There are many “types” of human breast cancers, depending on how they are being evaluated. For example, based on traditional histology, pathologists recognize five major subtypes of invasive carcinomas [ductal, lobular, tubular, mucinous, and medullary), and a larger number of rare subtypes (e.g. adenocystic carcinomas, etc.). Based on certain gene expression profiles assessed by microarrays, there are five so-called intrinsic subtypes (normal-like, luminal A, luminal B, basal, erbB2+), and so on. Any given mouse model mimics at best only a small subset of the types of breast cancer occurring in humans. Although not all of the newer mouse models have been thoroughly evaluated, collectively the studies based on them have provided substantial new information about the development and progression of human breast cancer overall, as well as potential novel therapeutic approaches. However, there are still several aspects of human disease which are not particularly well represented in models. One such area is metastasis. Many mouse models of breast cancer show metastases, although the majority spread to the lungs through blood vessels. In contrast, human breast cancers commonly spread to bone and brain, in addition to lung, primarily through lymphatics. Are these differences intrinsic to species differences or is there a fundamental pathway that is not represented in mouse mammary tumors? There are several mouse mammary tumors that have been selected for metastasis to bone, suggesting that the molecular changes that dictate metastasis to sites other than lung are intrinsic to mouse mammary tumors [80–83]. Interestingly, these models were all derived from traditional carcinogen-induced mouse tumor models. The enigma of primarily lung metastases may be due to the predominant vascular route used by most mouse mammary tumors. If tumors could be engineered to escape via a lymphatic route, it is possible that bone and brain metastases would be more common in mouse models. However, the presence of three well defined models of metastasis to bone and elsewhere does provide the basis for unraveling the mechanistic basis for metastasis and the opportunity to develop specific therapies. A focused effort on developing bone and brain specific metastases from tumors arising in specific genetically engineered models, such as the BRCA-1 or triple negative or ER-positive would provide new and valuable tools.

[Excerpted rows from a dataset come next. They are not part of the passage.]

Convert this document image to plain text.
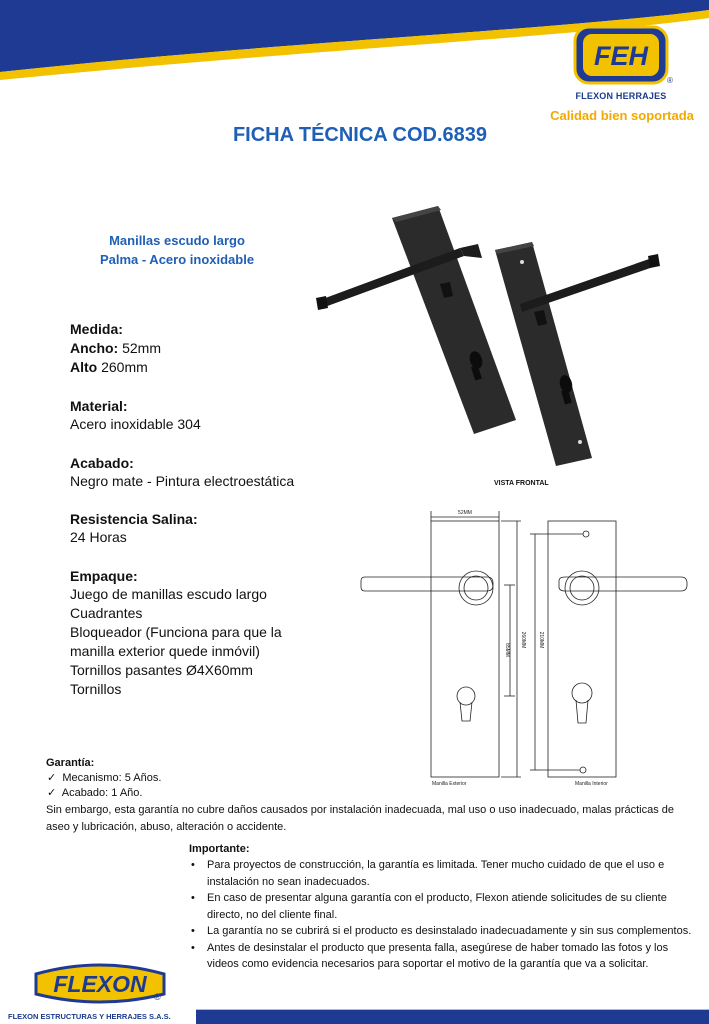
FEH
®
FLEXON HERRAJES
Calidad bien soportada
FICHA TÉCNICA COD.6839
Manillas escudo largo
Palma - Acero inoxidable
Medida:
Ancho: 52mm
Alto 260mm
Material:
Acero inoxidable 304
Acabado:
Negro mate - Pintura electroestática
Resistencia Salina:
24 Horas
Empaque:
Juego de manillas escudo largo
Cuadrantes
Bloqueador (Funciona para que la
manilla exterior quede inmóvil)
Tornillos pasantes Ø4X60mm
Tornillos
VISTA FRONTAL
52MM
85MM
260MM 210MM
Manilla Exterior	Manilla Interior
Garantía:
✓ Mecanismo: 5 Años.
✓ Acabado: 1 Año.
Sin embargo, esta garantía no cubre daños causados por instalación inadecuada, mal uso o uso inadecuado, malas prácticas de aseo y lubricación, abuso, alteración o accidente.
Importante:
• Para proyectos de construcción, la garantía es limitada. Tener mucho cuidado de que el uso e instalación no sean inadecuados.
• En caso de presentar alguna garantía con el producto, Flexon atiende solicitudes de su cliente directo, no del cliente final.
• La garantía no se cubrirá si el producto es desinstalado inadecuadamente y sin sus complementos.
• Antes de desinstalar el producto que presenta falla, asegúrese de haber tomado las fotos y los videos como evidencia necesarios para soportar el motivo de la garantía que va a solicitar.
FLEXON ®
FLEXON ESTRUCTURAS Y HERRAJES S.A.S.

A second area needing an innovative approach is the area of modeling human DCIS. DCIS is a common premalignant lesion of the human breast which requires surgery followed by radiation and sometimes hormonal therapy. It is highly diverse histologically and genetically, similar to invasive cancer [1]. Although DCIS is recognized in some in animal models, they are relatively limited in diversity. Our understanding of the progression of DCIS to invasive breast cancer would be greatly facilitated if human DCIS, in all of its diversity, could be grown as xenografts. Current approaches to developing such xenografts have been relatively unsuccessful, perhaps because the progression of the DCIS involves not only factors intrinsic to the transformed breast epithelium, but also changes in adjacent myoepithelial cells, basement membrane, and other stromal cells such as fibroblasts. This is one area of modeling that needs a radical re-invention of approaches.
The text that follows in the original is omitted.